We don’t have cure for most of these illnesses, these diseases of the brain. But a full or measured recovery is possible for many, and for all healing is possible in their lives. Often, the community – friends, family and neighborhood – is the source where healing is found.
As I often am, I was in attendance at the 2013 NAMI (National Alliance on Mental Illness) annual convention held in Seattle that year. A presentation there has stayed with me as I reflect on living with a mental illness and the meaning of life.
This presentation was by UCC minister Chaplain Craig Rennebohm “Companionship and Caring Community: Resources for Recovery”. He spoke of a vocation as a companion to persons with mental illness on the streets and how that vocation can be a bridge to the path to a caring community. I may write more, in a future column, about his chaplaincy program which engages with the mentally ill homeless in a deep and profound way. For now, let me quote these passages from his book, Souls in the Hands of a Tender God: Stories of the Search for Home and Healing on the Streets, about illness and the meaning of life:
“We are all vulnerable. All of us suffer. We may be suffering now; we may have suffered in the past or will suffer in the future—-not all of us from brain disorders, thankfully, but from one or many physical illnesses or maladies of the soul. Our illness self —the face and persona reflecting that which afflicts us —may predominate at any given moment, but is not absolute and does not determine finally who we are. An illness, no matter how grave, is but a part of our larger identity; our wholeness as persons encompasses the moments of illness and far more.”
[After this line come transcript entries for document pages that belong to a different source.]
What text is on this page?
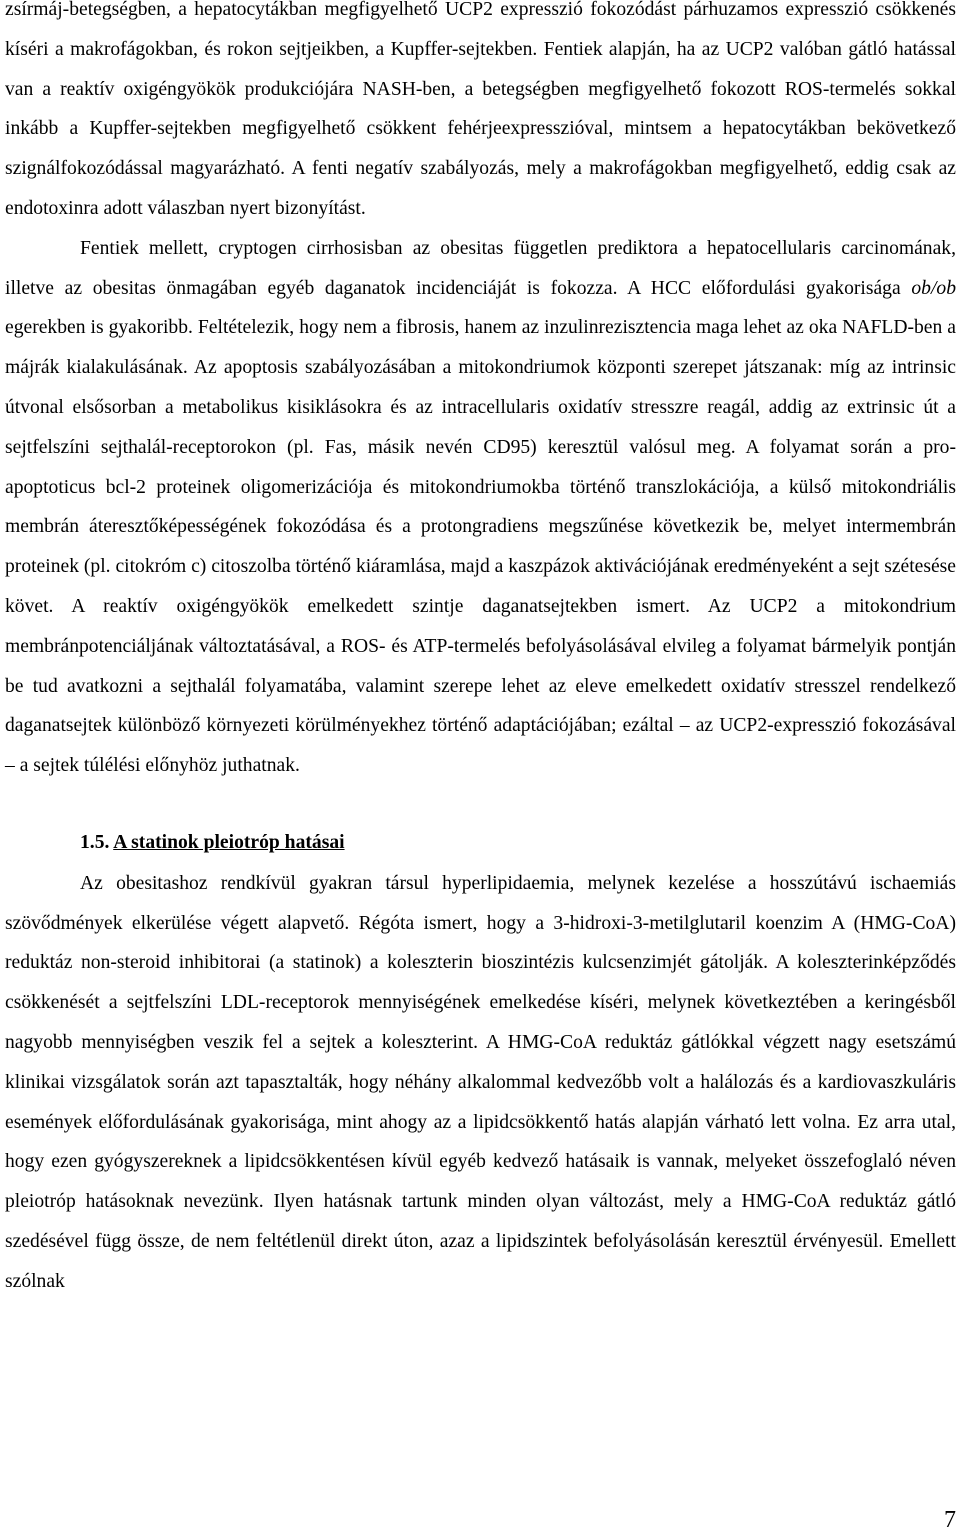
zsírmáj-betegségben, a hepatocytákban megfigyelhető UCP2 expresszió fokozódást párhuzamos expresszió csökkenés kíséri a makrofágokban, és rokon sejtjeikben, a Kupffer-sejtekben. Fentiek alapján, ha az UCP2 valóban gátló hatással van a reaktív oxigéngyökök produkciójára NASH-ben, a betegségben megfigyelhető fokozott ROS-termelés sokkal inkább a Kupffer-sejtekben megfigyelhető csökkent fehérjeexpresszióval, mintsem a hepatocytákban bekövetkező szignálfokozódással magyarázható. A fenti negatív szabályozás, mely a makrofágokban megfigyelhető, eddig csak az endotoxinra adott válaszban nyert bizonyítást.

Fentiek mellett, cryptogen cirrhosisban az obesitas független prediktora a hepatocellularis carcinomának, illetve az obesitas önmagában egyéb daganatok incidenciáját is fokozza. A HCC előfordulási gyakorisága ob/ob egerekben is gyakoribb. Feltételezik, hogy nem a fibrosis, hanem az inzulinrezisztencia maga lehet az oka NAFLD-ben a májrák kialakulásának. Az apoptosis szabályozásában a mitokondriumok központi szerepet játszanak: míg az intrinsic útvonal elsősorban a metabolikus kisiklásokra és az intracellularis oxidatív stresszre reagál, addig az extrinsic út a sejtfelszíni sejthalál-receptorokon (pl. Fas, másik nevén CD95) keresztül valósul meg. A folyamat során a pro-apoptoticus bcl-2 proteinek oligomerizációja és mitokondriumokba történő transzlokációja, a külső mitokondriális membrán áteresztőképességének fokozódása és a protongradiens megszűnése következik be, melyet intermembrán proteinek (pl. citokróm c) citoszolba történő kiáramlása, majd a kaszpázok aktivációjának eredményeként a sejt szétesése követ. A reaktív oxigéngyökök emelkedett szintje daganatsejtekben ismert. Az UCP2 a mitokondrium membránpotenciáljának változtatásával, a ROS- és ATP-termelés befolyásolásával elvileg a folyamat bármelyik pontján be tud avatkozni a sejthalál folyamatába, valamint szerepe lehet az eleve emelkedett oxidatív stresszel rendelkező daganatsejtek különböző környezeti körülményekhez történő adaptációjában; ezáltal – az UCP2-expresszió fokozásával – a sejtek túlélési előnyhöz juthatnak.

1.5. A statinok pleiotróp hatásai

Az obesitashoz rendkívül gyakran társul hyperlipidaemia, melynek kezelése a hosszútávú ischaemiás szövődmények elkerülése végett alapvető. Régóta ismert, hogy a 3-hidroxi-3-metilglutaril koenzim A (HMG-CoA) reduktáz non-steroid inhibitorai (a statinok) a koleszterin bioszintézis kulcsenzimjét gátolják. A koleszterinképződés csökkenését a sejtfelszíni LDL-receptorok mennyiségének emelkedése kíséri, melynek következtében a keringésből nagyobb mennyiségben veszik fel a sejtek a koleszterint. A HMG-CoA reduktáz gátlókkal végzett nagy esetszámú klinikai vizsgálatok során azt tapasztalták, hogy néhány alkalommal kedvezőbb volt a halálozás és a kardiovaszkuláris események előfordulásának gyakorisága, mint ahogy az a lipidcsökkentő hatás alapján várható lett volna. Ez arra utal, hogy ezen gyógyszereknek a lipidcsökkentésen kívül egyéb kedvező hatásaik is vannak, melyeket összefoglaló néven pleiotróp hatásoknak nevezünk. Ilyen hatásnak tartunk minden olyan változást, mely a HMG-CoA reduktáz gátló szedésével függ össze, de nem feltétlenül direkt úton, azaz a lipidszintek befolyásolásán keresztül érvényesül. Emellett szólnak

7
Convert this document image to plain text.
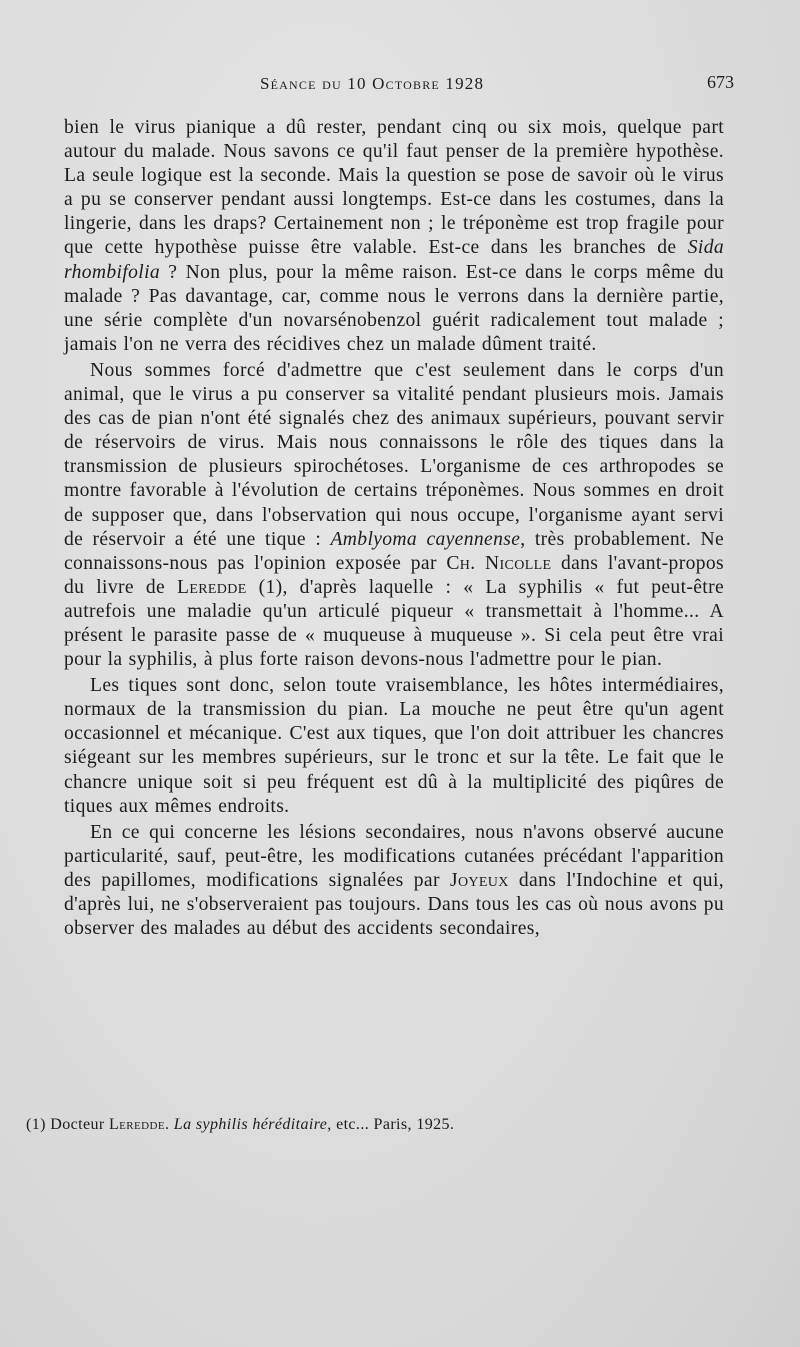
Séance du 10 Octobre 1928	673

bien le virus pianique a dû rester, pendant cinq ou six mois, quelque part autour du malade. Nous savons ce qu'il faut penser de la première hypothèse. La seule logique est la seconde. Mais la question se pose de savoir où le virus a pu se conserver pendant aussi longtemps. Est-ce dans les costumes, dans la lingerie, dans les draps? Certainement non ; le tréponème est trop fragile pour que cette hypothèse puisse être valable. Est-ce dans les branches de Sida rhombifolia ? Non plus, pour la même raison. Est-ce dans le corps même du malade ? Pas davantage, car, comme nous le verrons dans la dernière partie, une série complète d'un novarsénobenzol guérit radicalement tout malade ; jamais l'on ne verra des récidives chez un malade dûment traité.

Nous sommes forcé d'admettre que c'est seulement dans le corps d'un animal, que le virus a pu conserver sa vitalité pendant plusieurs mois. Jamais des cas de pian n'ont été signalés chez des animaux supérieurs, pouvant servir de réservoirs de virus. Mais nous connaissons le rôle des tiques dans la transmission de plusieurs spirochétoses. L'organisme de ces arthropodes se montre favorable à l'évolution de certains tréponèmes. Nous sommes en droit de supposer que, dans l'observation qui nous occupe, l'organisme ayant servi de réservoir a été une tique : Amblyoma cayennense, très probablement. Ne connaissons-nous pas l'opinion exposée par Ch. Nicolle dans l'avant-propos du livre de Leredde (1), d'après laquelle : « La syphilis « fut peut-être autrefois une maladie qu'un articulé piqueur « transmettait à l'homme... A présent le parasite passe de « muqueuse à muqueuse ». Si cela peut être vrai pour la syphilis, à plus forte raison devons-nous l'admettre pour le pian.

Les tiques sont donc, selon toute vraisemblance, les hôtes intermédiaires, normaux de la transmission du pian. La mouche ne peut être qu'un agent occasionnel et mécanique. C'est aux tiques, que l'on doit attribuer les chancres siégeant sur les membres supérieurs, sur le tronc et sur la tête. Le fait que le chancre unique soit si peu fréquent est dû à la multiplicité des piqûres de tiques aux mêmes endroits.

En ce qui concerne les lésions secondaires, nous n'avons observé aucune particularité, sauf, peut-être, les modifications cutanées précédant l'apparition des papillomes, modifications signalées par Joyeux dans l'Indochine et qui, d'après lui, ne s'observeraient pas toujours. Dans tous les cas où nous avons pu observer des malades au début des accidents secondaires,

(1) Docteur Leredde. La syphilis héréditaire, etc... Paris, 1925.
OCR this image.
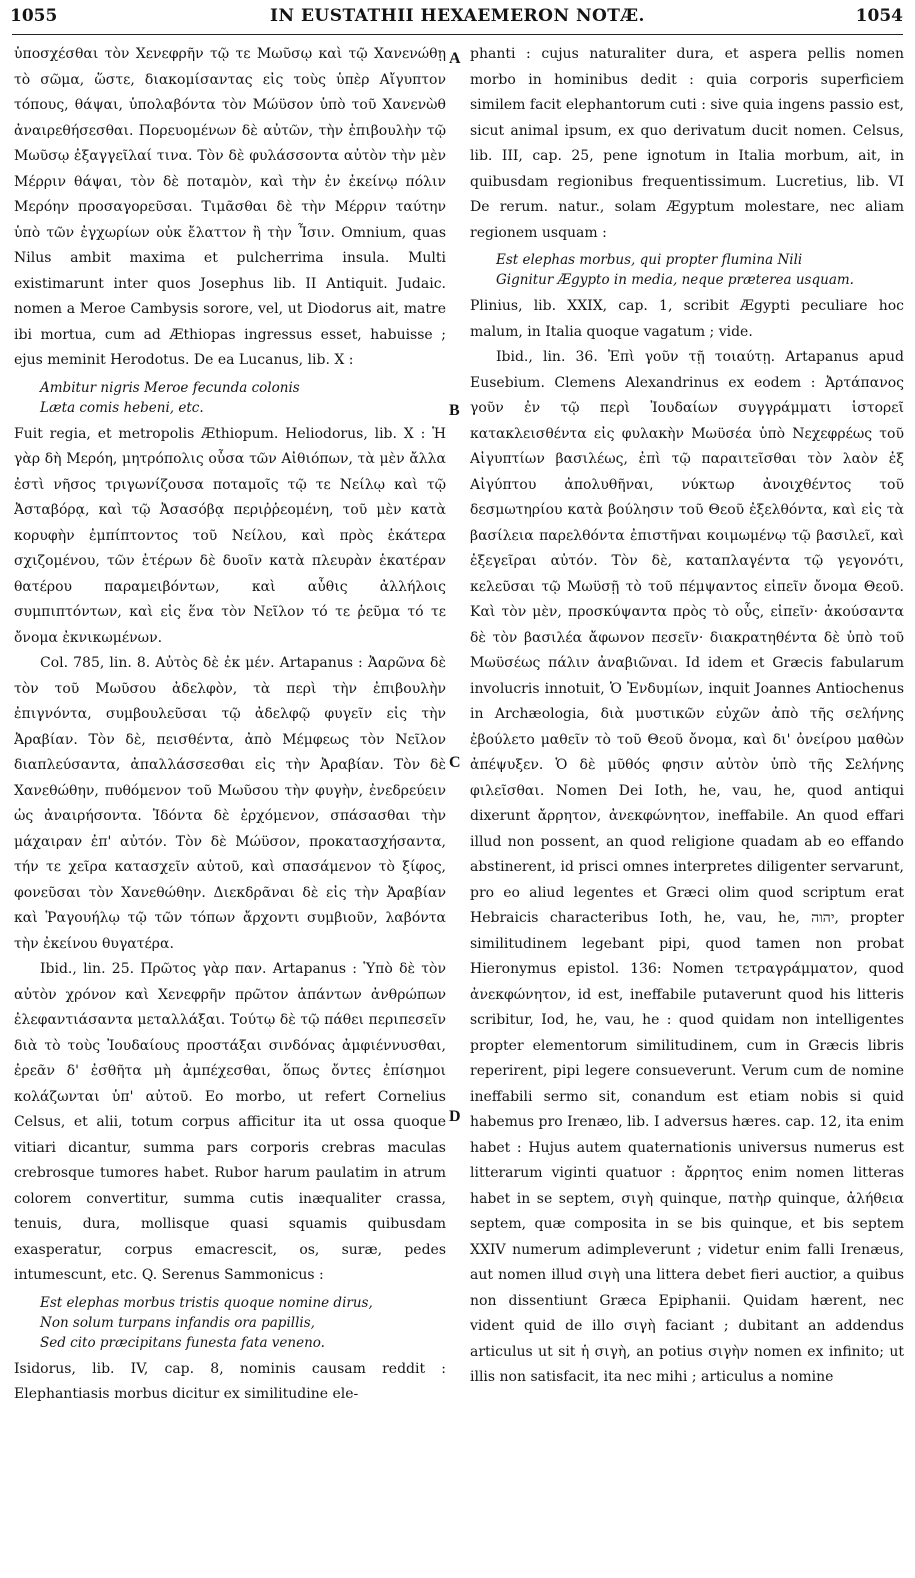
1055	IN EUSTATHII HEXAEMERON NOTÆ.	1054
A
B
C
D

ὑποσχέσθαι τὸν Χενεφρῆν τῷ τε Μωῦσῳ καὶ τῷ Χανενώθῃ τὸ σῶμα, ὥστε, διακομίσαντας εἰς τοὺς ὑπὲρ Αἴγυπτον τόπους, θάψαι, ὑπολαβόντα τὸν Μώϋσον ὑπὸ τοῦ Χανενὼθ ἀναιρεθήσεσθαι. Πορευομένων δὲ αὐτῶν, τὴν ἐπιβουλὴν τῷ Μωῦσῳ ἐξαγγεῖλαί τινα. Τὸν δὲ φυλάσσοντα αὐτὸν τὴν μὲν Μέρριν θάψαι, τὸν δὲ ποταμὸν, καὶ τὴν ἐν ἐκείνῳ πόλιν Μερόην προσαγορεῦσαι. Τιμᾶσθαι δὲ τὴν Μέρριν ταύτην ὑπὸ τῶν ἐγχωρίων οὐκ ἔλαττον ἢ τὴν Ἶσιν. Omnium, quas Nilus ambit maxima et pulcherrima insula. Multi existimarunt inter quos Josephus lib. II Antiquit. Judaic. nomen a Meroe Cambysis sorore, vel, ut Diodorus ait, matre ibi mortua, cum ad Æthiopas ingressus esset, habuisse ; ejus meminit Herodotus. De ea Lucanus, lib. X :

Ambitur nigris Meroe fecunda colonis
Læta comis hebeni, etc.

Fuit regia, et metropolis Æthiopum. Heliodorus, lib. X : Ἡ γὰρ δὴ Μερόη, μητρόπολις οὖσα τῶν Αἰθιόπων, τὰ μὲν ἄλλα ἐστὶ νῆσος τριγωνίζουσα ποταμοῖς τῷ τε Νείλῳ καὶ τῷ Ἀσταβόρᾳ, καὶ τῷ Ἀσασόβᾳ περιῤῥεομένη, τοῦ μὲν κατὰ κορυφὴν ἐμπίπτοντος τοῦ Νείλου, καὶ πρὸς ἑκάτερα σχιζομένου, τῶν ἑτέρων δὲ δυοῖν κατὰ πλευρὰν ἑκατέραν θατέρου παραμειβόντων, καὶ αὖθις ἀλλήλοις συμπιπτόντων, καὶ εἰς ἕνα τὸν Νεῖλον τό τε ῥεῦμα τό τε ὄνομα ἐκνικωμένων.

Col. 785, lin. 8. Αὐτὸς δὲ ἐκ μέν. Artapanus : Ἀαρῶνα δὲ τὸν τοῦ Μωῦσου ἀδελφὸν, τὰ περὶ τὴν ἐπιβουλὴν ἐπιγνόντα, συμβουλεῦσαι τῷ ἀδελφῷ φυγεῖν εἰς τὴν Ἀραβίαν. Τὸν δὲ, πεισθέντα, ἀπὸ Μέμφεως τὸν Νεῖλον διαπλεύσαντα, ἀπαλλάσσεσθαι εἰς τὴν Ἀραβίαν. Τὸν δὲ Χανεθώθην, πυθόμενον τοῦ Μωῦσου τὴν φυγὴν, ἐνεδρεύειν ὡς ἀναιρήσοντα. Ἰδόντα δὲ ἐρχόμενον, σπάσασθαι τὴν μάχαιραν ἐπ' αὐτόν. Τὸν δὲ Μώϋσον, προκατασχήσαντα, τήν τε χεῖρα κατασχεῖν αὐτοῦ, καὶ σπασάμενον τὸ ξίφος, φονεῦσαι τὸν Χανεθώθην. Διεκδρᾶναι δὲ εἰς τὴν Ἀραβίαν καὶ Ῥαγουήλῳ τῷ τῶν τόπων ἄρχοντι συμβιοῦν, λαβόντα τὴν ἐκείνου θυγατέρα.

Ibid., lin. 25. Πρῶτος γὰρ παν. Artapanus : Ὑπὸ δὲ τὸν αὐτὸν χρόνον καὶ Χενεφρῆν πρῶτον ἁπάντων ἀνθρώπων ἐλεφαντιάσαντα μεταλλάξαι. Τούτῳ δὲ τῷ πάθει περιπεσεῖν διὰ τὸ τοὺς Ἰουδαίους προστάξαι σινδόνας ἀμφιέννυσθαι, ἐρεᾶν δ' ἐσθῆτα μὴ ἀμπέχεσθαι, ὅπως ὄντες ἐπίσημοι κολάζωνται ὑπ' αὐτοῦ. Eo morbo, ut refert Cornelius Celsus, et alii, totum corpus afficitur ita ut ossa quoque vitiari dicantur, summa pars corporis crebras maculas crebrosque tumores habet. Rubor harum paulatim in atrum colorem convertitur, summa cutis inæqualiter crassa, tenuis, dura, mollisque quasi squamis quibusdam exasperatur, corpus emacrescit, os, suræ, pedes intumescunt, etc. Q. Serenus Sammonicus :

Est elephas morbus tristis quoque nomine dirus,
Non solum turpans infandis ora papillis,
Sed cito præcipitans funesta fata veneno.

Isidorus, lib. IV, cap. 8, nominis causam reddit : Elephantiasis morbus dicitur ex similitudine ele-

phanti : cujus naturaliter dura, et aspera pellis nomen morbo in hominibus dedit : quia corporis superficiem similem facit elephantorum cuti : sive quia ingens passio est, sicut animal ipsum, ex quo derivatum ducit nomen. Celsus, lib. III, cap. 25, pene ignotum in Italia morbum, ait, in quibusdam regionibus frequentissimum. Lucretius, lib. VI De rerum. natur., solam Ægyptum molestare, nec aliam regionem usquam :

Est elephas morbus, qui propter flumina Nili
Gignitur Ægypto in media, neque præterea usquam.

Plinius, lib. XXIX, cap. 1, scribit Ægypti peculiare hoc malum, in Italia quoque vagatum ; vide.

Ibid., lin. 36. Ἐπὶ γοῦν τῇ τοιαύτῃ. Artapanus apud Eusebium. Clemens Alexandrinus ex eodem : Ἀρτάπανος γοῦν ἐν τῷ περὶ Ἰουδαίων συγγράμματι ἱστορεῖ κατακλεισθέντα εἰς φυλακὴν Μωϋσέα ὑπὸ Νεχεφρέως τοῦ Αἰγυπτίων βασιλέως, ἐπὶ τῷ παραιτεῖσθαι τὸν λαὸν ἐξ Αἰγύπτου ἀπολυθῆναι, νύκτωρ ἀνοιχθέντος τοῦ δεσμωτηρίου κατὰ βούλησιν τοῦ Θεοῦ ἐξελθόντα, καὶ εἰς τὰ βασίλεια παρελθόντα ἐπιστῆναι κοιμωμένῳ τῷ βασιλεῖ, καὶ ἐξεγεῖραι αὐτόν. Τὸν δὲ, καταπλαγέντα τῷ γεγονότι, κελεῦσαι τῷ Μωϋσῇ τὸ τοῦ πέμψαντος εἰπεῖν ὄνομα Θεοῦ. Καὶ τὸν μὲν, προσκύψαντα πρὸς τὸ οὖς, εἰπεῖν· ἀκούσαντα δὲ τὸν βασιλέα ἄφωνον πεσεῖν· διακρατηθέντα δὲ ὑπὸ τοῦ Μωϋσέως πάλιν ἀναβιῶναι. Id idem et Græcis fabularum involucris innotuit, Ὁ Ἐνδυμίων, inquit Joannes Antiochenus in Archæologia, διὰ μυστικῶν εὐχῶν ἀπὸ τῆς σελήνης ἐβούλετο μαθεῖν τὸ τοῦ Θεοῦ ὄνομα, καὶ δι' ὀνείρου μαθὼν ἀπέψυξεν. Ὁ δὲ μῦθός φησιν αὐτὸν ὑπὸ τῆς Σελήνης φιλεῖσθαι. Nomen Dei Ioth, he, vau, he, quod antiqui dixerunt ἄρρητον, ἀνεκφώνητον, ineffabile. An quod effari illud non possent, an quod religione quadam ab eo effando abstinerent, id prisci omnes interpretes diligenter servarunt, pro eo aliud legentes et Græci olim quod scriptum erat Hebraicis characteribus Ioth, he, vau, he, יהוה, propter similitudinem legebant pipi, quod tamen non probat Hieronymus epistol. 136: Nomen τετραγράμματον, quod ἀνεκφώνητον, id est, ineffabile putaverunt quod his litteris scribitur, Iod, he, vau, he : quod quidam non intelligentes propter elementorum similitudinem, cum in Græcis libris reperirent, pipi legere consueverunt. Verum cum de nomine ineffabili sermo sit, conandum est etiam nobis si quid habemus pro Irenæo, lib. I adversus hæres. cap. 12, ita enim habet : Hujus autem quaternationis universus numerus est litterarum viginti quatuor : ἄρρητος enim nomen litteras habet in se septem, σιγὴ quinque, πατὴρ quinque, ἀλήθεια septem, quæ composita in se bis quinque, et bis septem XXIV numerum adimpleverunt ; videtur enim falli Irenæus, aut nomen illud σιγὴ una littera debet fieri auctior, a quibus non dissentiunt Græca Epiphanii. Quidam hærent, nec vident quid de illo σιγὴ faciant ; dubitant an addendus articulus ut sit ἡ σιγὴ, an potius σιγὴν nomen ex infinito; ut illis non satisfacit, ita nec mihi ; articulus a nomine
“Healing is the ultimate frame in which we live. Healing does not merely treat the disturbances within and among us. Healing recognizes our strengths and gifts and seeks to include illness within a larger frame of personal growth and caring community. Healing honors the essential worth and dignity of us each. Healing holds us open to our greatest potential and proceeds from an infinite horizon of high purpose and eternal possibility. Healing flows from the ultimate tenderness that is at the heart of life.”
I listened to Chaplin Rennebohms thoughtful words and to the meaning reflected in passages like the above. I now think, although there is no cure for mental illness but there is recovery for many, that I am experiencing healing “…within a larger frame of personal growth and caring community” as the next stage in my recovery.
Let us be strong advocates for and companions to all who suffer from mental illness and their families.